Esta semana, el escritor danés visitó Buenos Aires y con él hablamos de la fascinante Nosotros, los ahogados, que se inscribe en la tradición de Hermann Melville y Joseph Conrad, pero también en la de Homero.
—¿Cuál es el origen de Nosotros, los ahogados?
—Mi padre fue marino, yo nací y crecí en Marstal. Me pareció que la historia de esta pequeña ciudad y de sus marinos era una historia importante para contar. En los últimos tiempos ha aumentado el sentimiento de nacionalismo en Dinamarca y se ha reescrito la historia de manera que olvidáramos el gran pasado de navegantes y consideremos que el país se formó sólo con campesinos. Los campesinos y los marinos son figuras muy distintas: los campesinos viven en su mundo cerrado en tanto que los marinos cruzan el mundo, se relacionan y colaboran con extranjeros y cuando regresan al país traen un importantísimo conocimiento como el que no hay una única manera de vivir, que hay más de una cultura en el mundo. En la era de la globalización necesitamos saber cómo vivir en contacto con extraños, con extranjeros. Y los daneses somos muy malos en eso.
—¿Por qué?
—Somos un país chico y, por razones históricas, étnicamente muy homogéneo. Hace 300 años, Dinamarca era un imperio nórdico: dominábamos una parte de Suecia, de Noruega y del norte de Alemania. Pero perdimos cada guerra que luchamos y con cada derrota entregamos parte de los territorios. Así fue como nos deshicimos de las personas que tenían un lenguaje, una cultura y una etnia diferente. Al final, luego de 300 años de perder guerras, sólo quedaron daneses. Nunca tuvimos los problemas de Inglaterra con Irlanda del Norte o de España con los vascos. Los daneses son llamativamente iguales: hablan el mismo idioma, son parecidos físicamente, asisten a la iglesia luterana y tienen una cierta igualdad socioeconómica. Por eso la democracia era tan fácil en el país: no había tensiones, no había conflictos. Pero de repente, en los últimos tiempos han llegado inmigrantes de Turquía, Pakistán, otros países. Ellos sí se ven distintos, tienen culturas y religiones diferentes. Su presencia es un testeo para la democracia: cómo vivir con alguien diferente. Entonces quise recordarle a los daneses nuestro pasado de navegantes, cuando sabíamos vivir con extraños. Recuperar un saber olvidado.
—¿La democracia danesa es de derecha?
—Durante el siglo XX fue social demócrata. No estaba muy corrida a la izquierda, sino que era de un pragmatismo de centro izquierda.
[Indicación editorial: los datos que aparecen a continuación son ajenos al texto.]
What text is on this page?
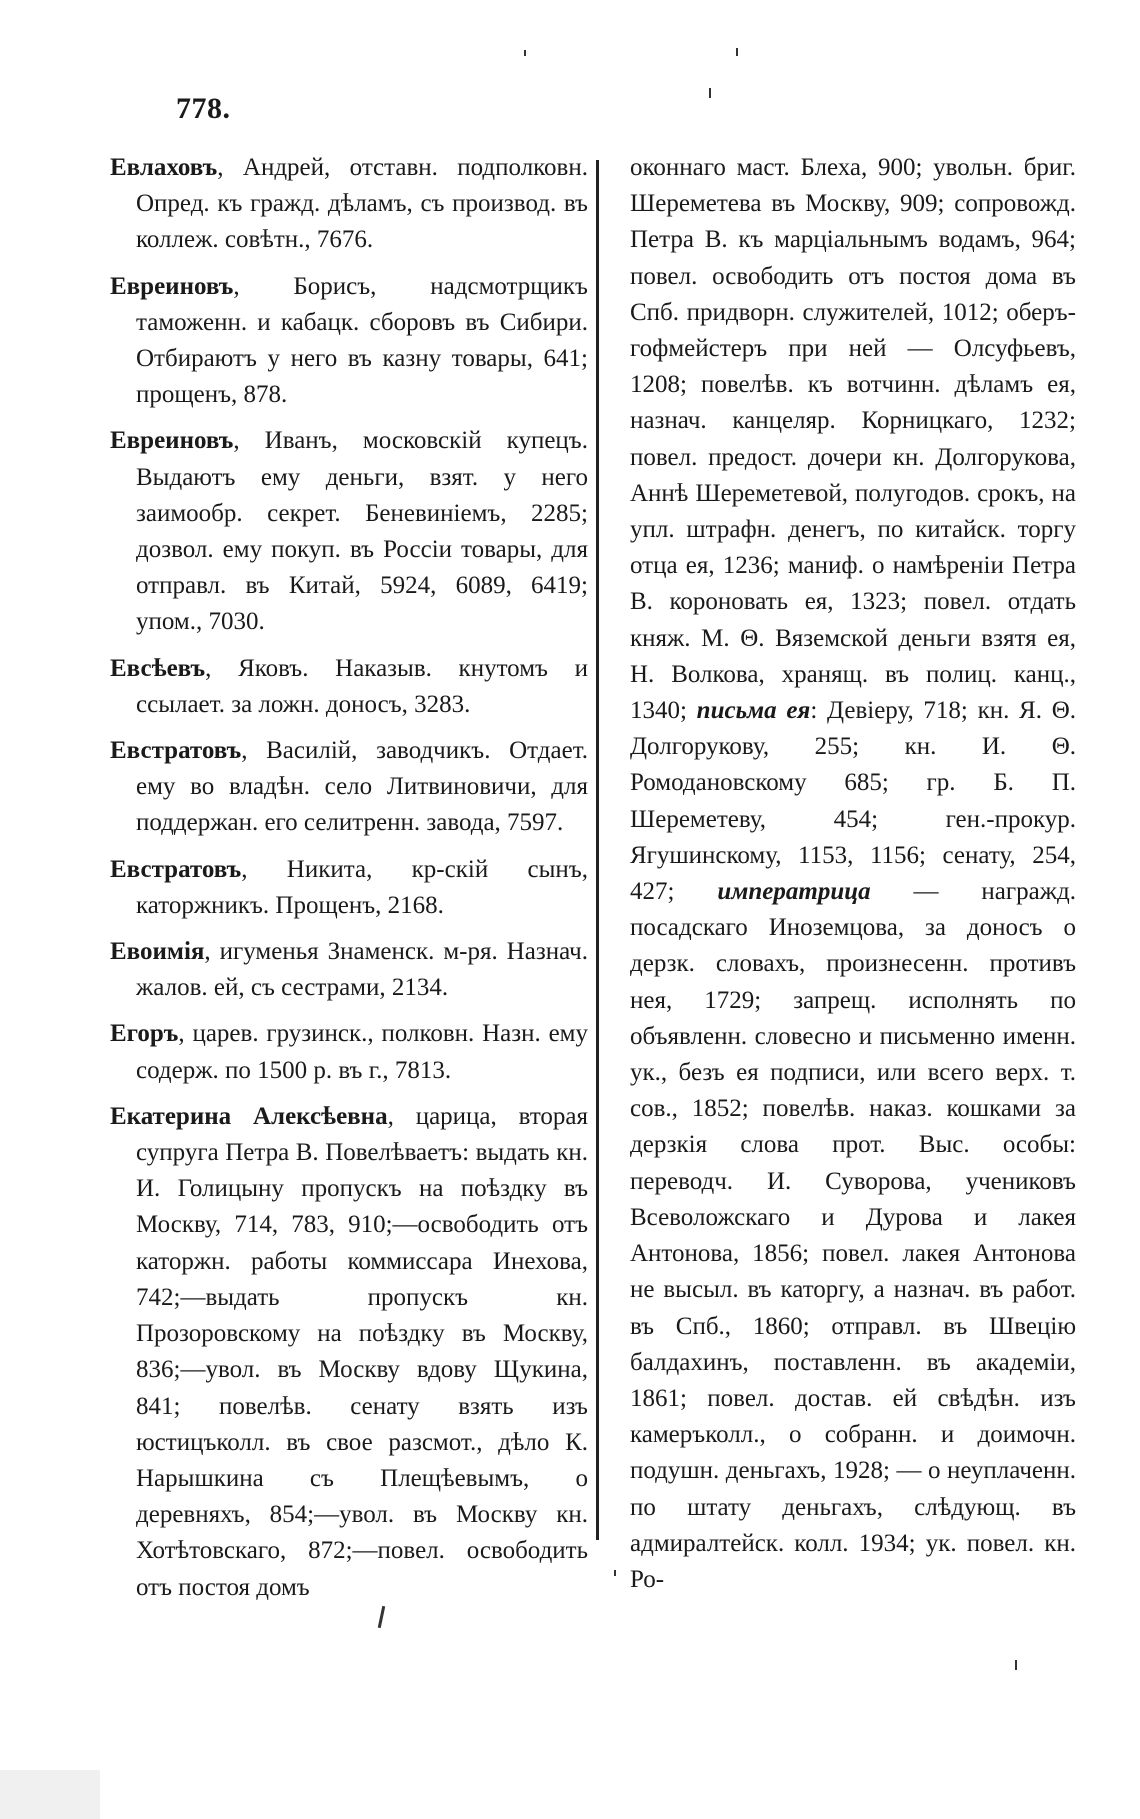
778.

Евлаховъ, Андрей, отставн. подполковн. Опред. къ гражд. дѣламъ, съ производ. въ коллеж. совѣтн., 7676.

Евреиновъ, Борисъ, надсмотрщикъ таможенн. и кабацк. сборовъ въ Сибири. Отбираютъ у него въ казну товары, 641; прощенъ, 878.

Евреиновъ, Иванъ, московскій купецъ. Выдаютъ ему деньги, взят. у него заимообр. секрет. Беневиніемъ, 2285; дозвол. ему покуп. въ Россіи товары, для отправл. въ Китай, 5924, 6089, 6419; упом., 7030.

Евсѣевъ, Яковъ. Наказыв. кнутомъ и ссылает. за ложн. доносъ, 3283.

Евстратовъ, Василій, заводчикъ. Отдает. ему во владѣн. село Литвиновичи, для поддержан. его селитренн. завода, 7597.

Евстратовъ, Никита, кр-скій сынъ, каторжникъ. Прощенъ, 2168.

Евоимія, игуменья Знаменск. м-ря. Назнач. жалов. ей, съ сестрами, 2134.

Егоръ, царев. грузинск., полковн. Назн. ему содерж. по 1500 р. въ г., 7813.

Екатерина Алексѣевна, царица, вторая супруга Петра В. Повелѣваетъ: выдать кн. И. Голицыну пропускъ на поѣздку въ Москву, 714, 783, 910;—освободить отъ каторжн. работы коммиссара Инехова, 742;—выдать пропускъ кн. Прозоровскому на поѣздку въ Москву, 836;—увол. въ Москву вдову Щукина, 841; повелѣв. сенату взять изъ юстицъколл. въ свое разсмот., дѣло К. Нарышкина съ Плещѣевымъ, о деревняхъ, 854;—увол. въ Москву кн. Хотѣтовскаго, 872;—повел. освободить отъ постоя домъ

оконнаго маст. Блеха, 900; увольн. бриг. Шереметева въ Москву, 909; сопровожд. Петра В. къ марціальнымъ водамъ, 964; повел. освободить отъ постоя дома въ Спб. придворн. служителей, 1012; оберъ-гофмейстеръ при ней — Олсуфьевъ, 1208; повелѣв. къ вотчинн. дѣламъ ея, назнач. канцеляр. Корницкаго, 1232; повел. предост. дочери кн. Долгорукова, Аннѣ Шереметевой, полугодов. срокъ, на упл. штрафн. денегъ, по китайск. торгу отца ея, 1236; маниф. о намѣреніи Петра В. короновать ея, 1323; повел. отдать княж. М. Θ. Вяземской деньги взятя ея, Н. Волкова, хранящ. въ полиц. канц., 1340; письма ея: Девіеру, 718; кн. Я. Θ. Долгорукову, 255; кн. И. Θ. Ромодановскому 685; гр. Б. П. Шереметеву, 454; ген.-прокур. Ягушинскому, 1153, 1156; сенату, 254, 427; императрица — награжд. посадскаго Иноземцова, за доносъ о дерзк. словахъ, произнесенн. противъ нея, 1729; запрещ. исполнять по объявленн. словесно и письменно именн. ук., безъ ея подписи, или всего верх. т. сов., 1852; повелѣв. наказ. кошками за дерзкія слова прот. Выс. особы: переводч. И. Суворова, учениковъ Всеволожскаго и Дурова и лакея Антонова, 1856; повел. лакея Антонова не высыл. въ каторгу, а назнач. въ работ. въ Спб., 1860; отправл. въ Швецію балдахинъ, поставленн. въ академіи, 1861; повел. достав. ей свѣдѣн. изъ камеръколл., о собранн. и доимочн. подушн. деньгахъ, 1928; — о неуплаченн. по штату деньгахъ, слѣдующ. въ адмиралтейск. колл. 1934; ук. повел. кн. Ро-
Se podría decir que el movimiento obrero creó la democracia. Pero aquel tiempo terminó y desde hace diez años tenemos un gobierno que, para conseguir el poder, comenzó a aliarse con partidos de extrema derecha. Y la extrema derecha existe con el único propósito de echar a los inmigrantes del país. En los últimos años ha habido un número creciente de estos movimiento políticos en Europa, como si el sentimiento anti inmigratorio promoviera un renacimiento del nacionalismo. Es que la globalización llena de ansiedad a la gente sobre su futuro, sobre su trabajo y el inmigrante es fácil de señalar como el responsable. Se convierte en el chivo expiatorio.
—Con respecto este punto, pero volviendo a la novela, en el libro no hay tensión entre tradición y modernidad, entre lo local y lo extranjero.
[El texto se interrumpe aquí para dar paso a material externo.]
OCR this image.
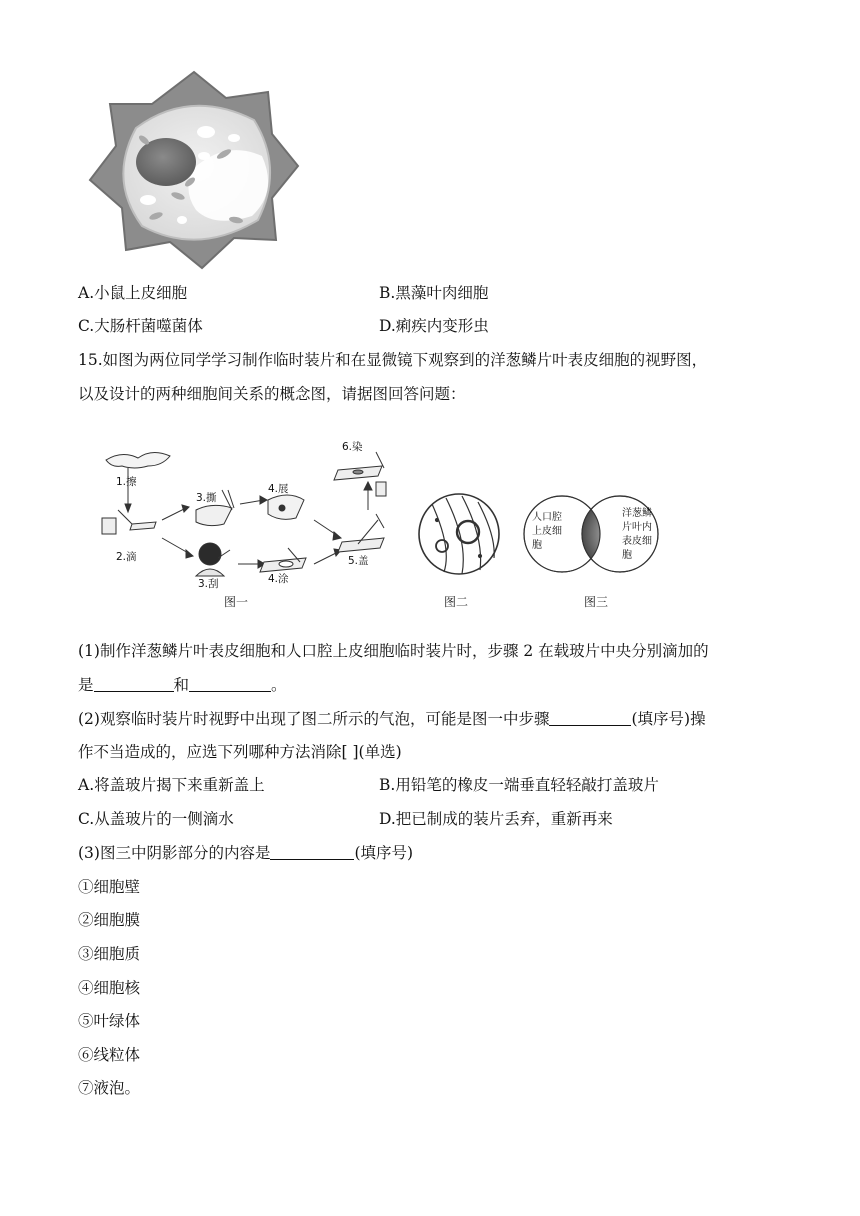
A.小鼠上皮细胞	B.黑藻叶肉细胞
C.大肠杆菌噬菌体	D.痢疾内变形虫
15.如图为两位同学学习制作临时装片和在显微镜下观察到的洋葱鳞片叶表皮细胞的视野图，
以及设计的两种细胞间关系的概念图，请据图回答问题：
1.擦
2.滴
3.撕
3.刮
4.展
4.涂
5.盖
6.染
图一	图二
人口腔
上皮细
胞
洋葱鳞
片叶内
表皮细
胞
图三
(1)制作洋葱鳞片叶表皮细胞和人口腔上皮细胞临时装片时，步骤 2 在载玻片中央分别滴加的
是	和	。
(2)观察临时装片时视野中出现了图二所示的气泡，可能是图一中步骤	(填序号)操
作不当造成的，应选下列哪种方法消除[ ](单选)
A.将盖玻片揭下来重新盖上	B.用铅笔的橡皮一端垂直轻轻敲打盖玻片
C.从盖玻片的一侧滴水	D.把已制成的装片丢弃，重新再来
(3)图三中阴影部分的内容是	(填序号)
①细胞壁
②细胞膜
③细胞质
④细胞核
⑤叶绿体
⑥线粒体
⑦液泡。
—Sí, es cierto. No hay nostalgia en el libro. Incluso, la historia singular de Marstal se debe a que ellos rápidamente consiguieron convivir con la modernidad. Por ejemplo, a mediados del siglo XIX instalaron un telégrafo, lo que les permitió comunicarse con el mundo entero, y se dieron cuenta de que a partir de entonces podían navegar hacia donde quisieran: ya no estaban limitados a Dinamarca y los países vecinos. Pero la novela es la historia del auge y el ocaso de este pequeño puerto marítimo y eso está fuertemente vinculado a la época de los barcos de vela. De alguna manera, ellos abrazaron la modernidad, pero no supieron cómo mantenerla. Sin embargo, lo que me fascina de Marstal es cómo una pequeña comunidad de cuatro o cinco mil habitantes era a la vez una ciudad tan cosmopolita. De alguna manera vivían en dos mundos al mismo tiempo. Marstal representaba hace 150 años el futuro de cómo se vive hoy en el mundo: local e internacional a la vez.
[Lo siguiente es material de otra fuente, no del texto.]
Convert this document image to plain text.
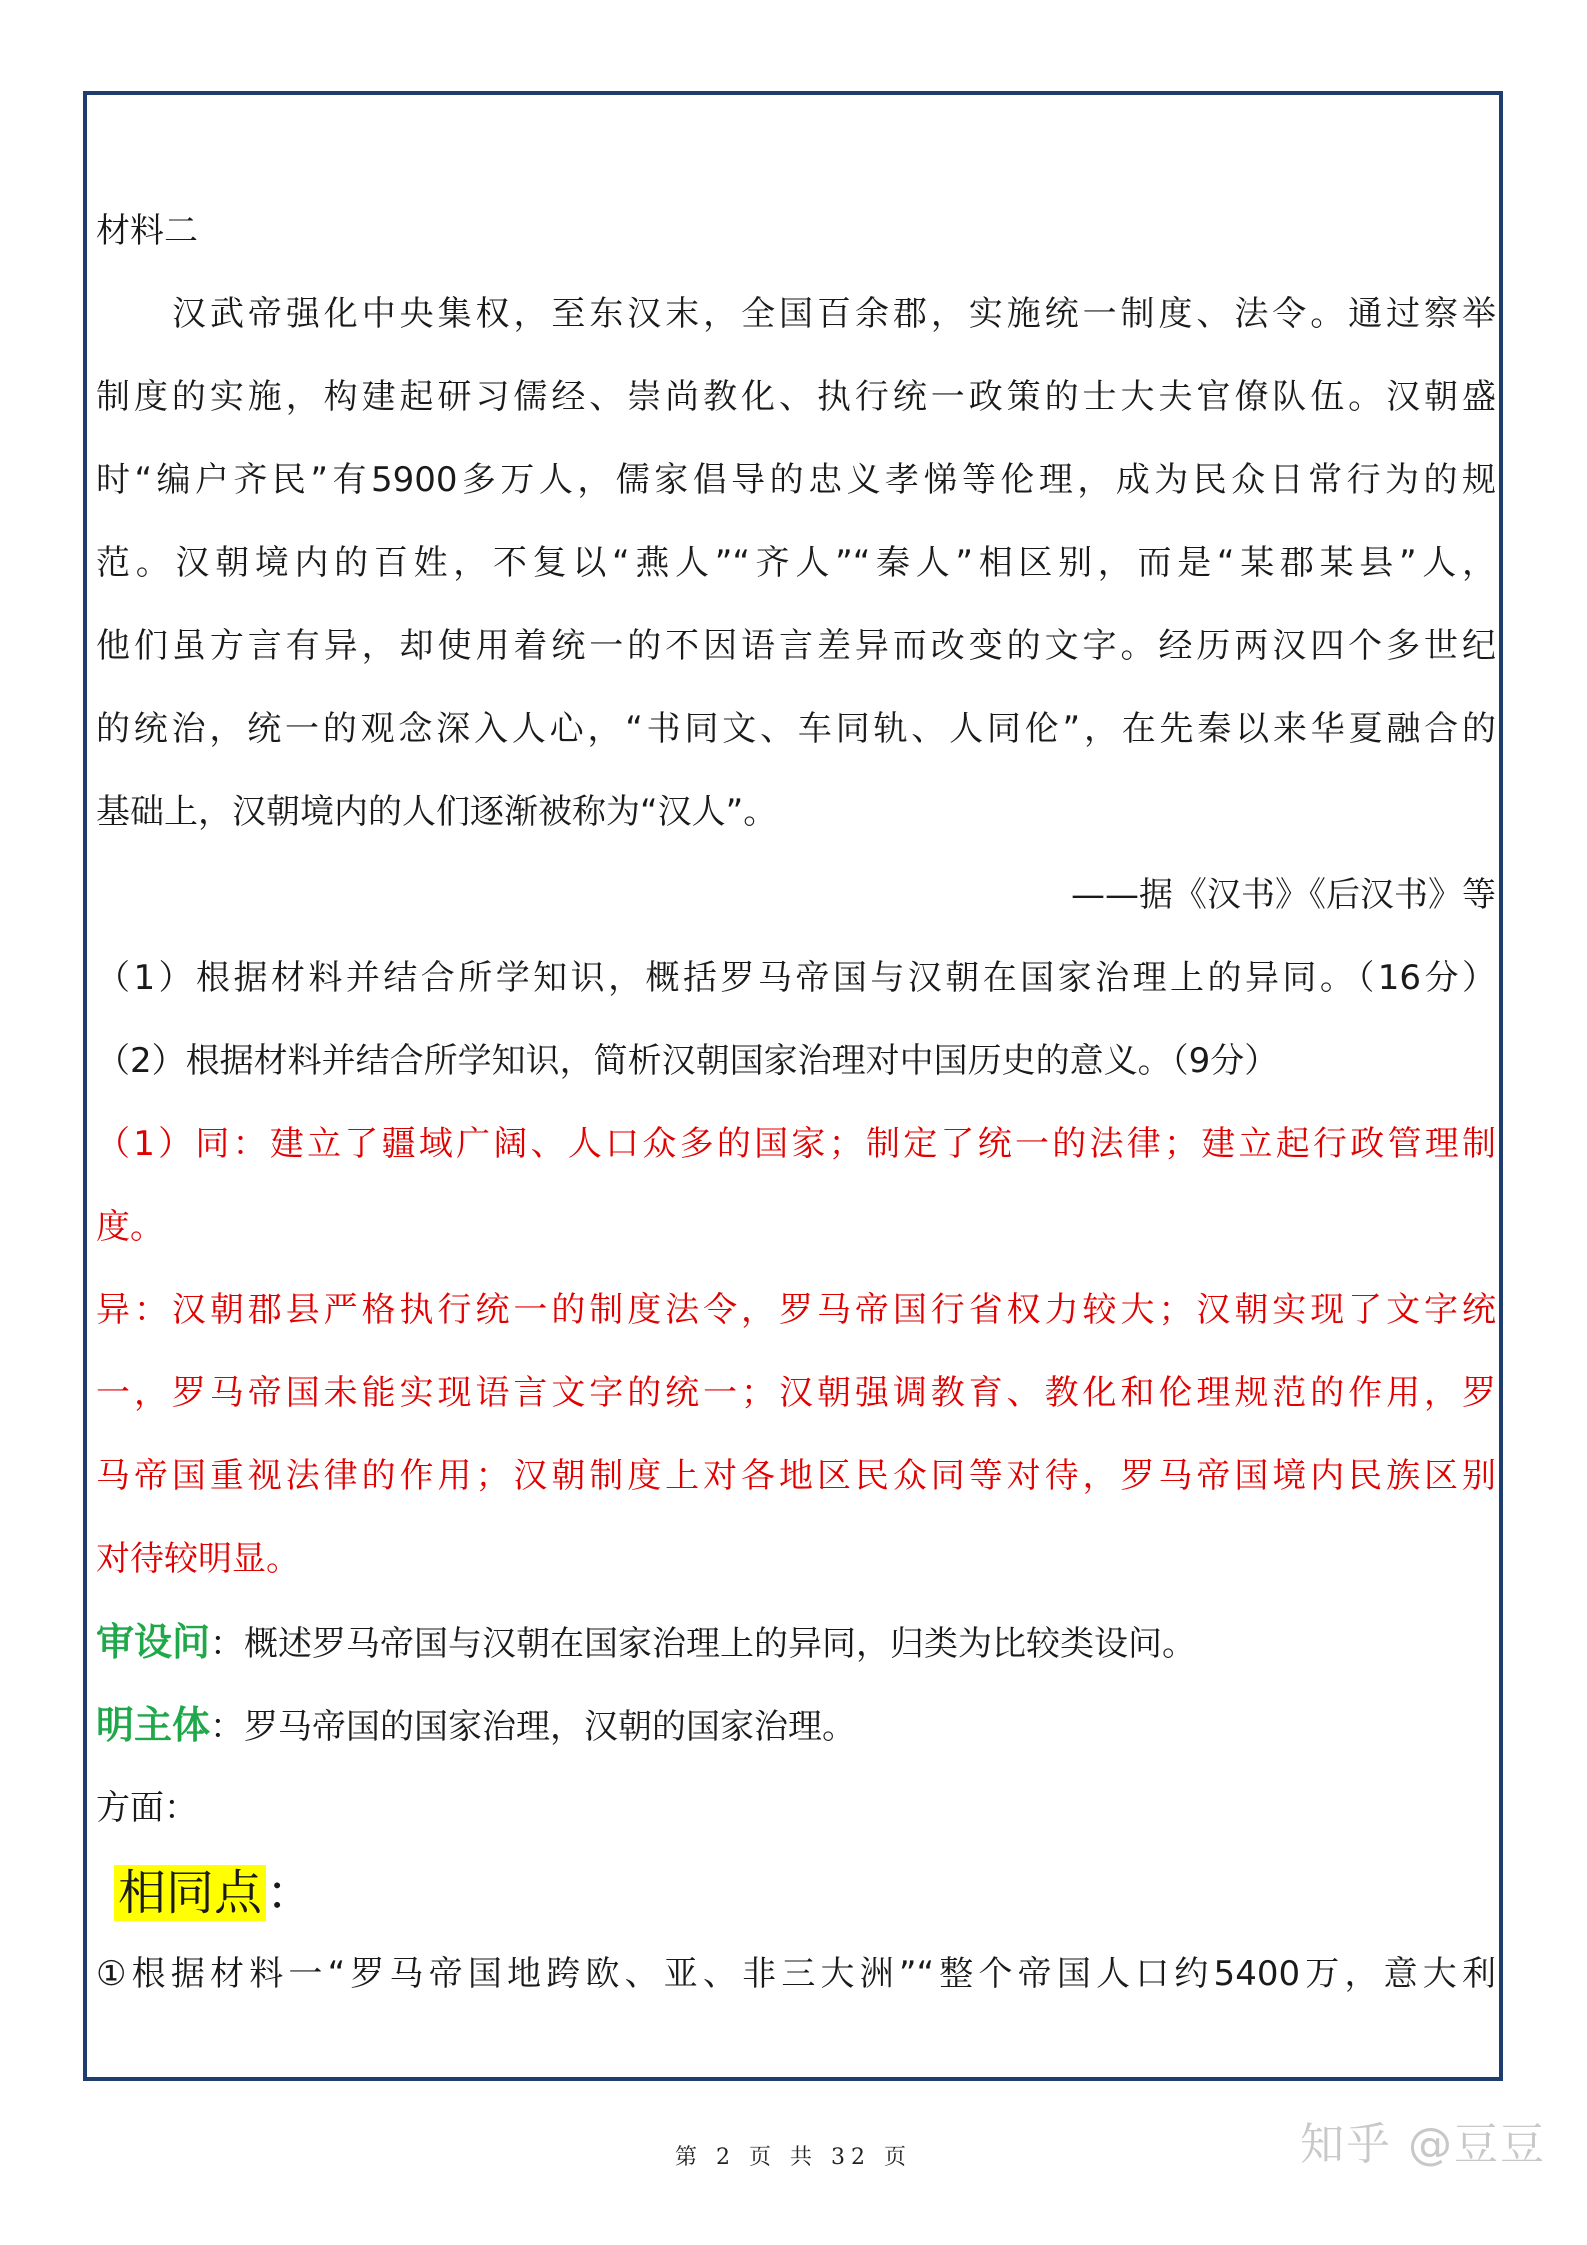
材料二
汉武帝强化中央集权，至东汉末，全国百余郡，实施统一制度、法令。通过察举
制度的实施，构建起研习儒经、崇尚教化、执行统一政策的士大夫官僚队伍。汉朝盛
时“编户齐民”有5900多万人，儒家倡导的忠义孝悌等伦理，成为民众日常行为的规
范。汉朝境内的百姓，不复以“燕人”“齐人”“秦人”相区别，而是“某郡某县”人，
他们虽方言有异，却使用着统一的不因语言差异而改变的文字。经历两汉四个多世纪
的统治，统一的观念深入人心，“书同文、车同轨、人同伦”，在先秦以来华夏融合的
基础上，汉朝境内的人们逐渐被称为“汉人”。
——据《汉书》《后汉书》等
（1）根据材料并结合所学知识，概括罗马帝国与汉朝在国家治理上的异同。（16分）
（2）根据材料并结合所学知识，简析汉朝国家治理对中国历史的意义。（9分）
（1）同：建立了疆域广阔、人口众多的国家；制定了统一的法律；建立起行政管理制
度。
异：汉朝郡县严格执行统一的制度法令，罗马帝国行省权力较大；汉朝实现了文字统
一，罗马帝国未能实现语言文字的统一；汉朝强调教育、教化和伦理规范的作用，罗
马帝国重视法律的作用；汉朝制度上对各地区民众同等对待，罗马帝国境内民族区别
对待较明显。
审设问：概述罗马帝国与汉朝在国家治理上的异同，归类为比较类设问。
明主体：罗马帝国的国家治理，汉朝的国家治理。
方面：
相同点：
①根据材料一“罗马帝国地跨欧、亚、非三大洲”“整个帝国人口约5400万，意大利
第 2 页 共 32 页	知乎 @豆豆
—La novela está narrada por un “nosotros”, lo que produce un efecto de narración muy interesante. Pero, ¿quién es el narrador?
—La idea de un narrador en primera persona del plural se me ocurrió ya con el libro bastante avanzado. Buscaba una voz, pero no la encontraba. Entonces comprendí que, por un fuerte sentido de comunidad, la ciudad tiene una memoria propia casi como si fuera una persona y me decidí por el “nosotros”. Luego me pregunté con más precisión quién era ese “nosotros”: ¿todas las personas o sólo algunas? La vida de hombres y mujeres era dramáticamente diferente y dos estilos tan diferentes no podían estar incluidos: “nosotros” son los hombres de la ciudad. Es un narrador masculino plural. La pregunta, entonces, es cómo puede ese “nosotros” saber tantas cosas, cómo puede saber acerca de la intimidad de las personas, lo que la mujer le dice al marido en el dormitorio: bueno, si viviste en una ciudad pequeña sabrás que todo se sabe y lo que no se sabe, se inventa. Así que podría decirse que esta es novela chismosa.
—Parecería que la novela avanza a través de la lucha contra la violencia y la irracionalidad del poder.
—La violencia está presente durante todo el libro; a veces toma la forma de una violencia individual, un hombre contra otro. La violencia era una parte esencial de la historia de Marstal. En el libro hay una lucha constante entre barbarie y civilización. Nunca se gana definitivamente. La barbarie reaparece, siempre debe ser combatida. En la guerra está la sensación que, aún peleando en el bando de los Buenos, se usan con medios bárbaros. El bien nunca triunfa: sólo tiene victorias temporales. Y entonces la batalla reinicia.
—Buenos Aires aparece continuamente en el libro; incluso en la primera página se menciona a La Boca: ¿de qué manera hay que considerar a la ciudad como destino de los marineros daneses?
—El personaje del comienzo es Laurids y él hace una referencia a todos los lugares en los que estuvo. ¡Pero nadie se da cuenta de que es una lista de burdeles! Claro, los menciona de una manera tan inocente que la gente —y especialmente su mujer— no lo descubren, sólo los consideran lugares exóticos. Hay muchos marinos que llegaban a Buenos Aires para comerciar cueros de vaca en Europa. Muchos se llevaban, además, los cuernos de las vacas, porque las vacas argentinas tenían cuernos grandes, mientras que los de las danesas eran muy pequeños. Pero yo creo que para ellos Buenos Aires era un lugar especial y muchos comparten especialmente el recuerdan de los burdeles porteños: los adoraban.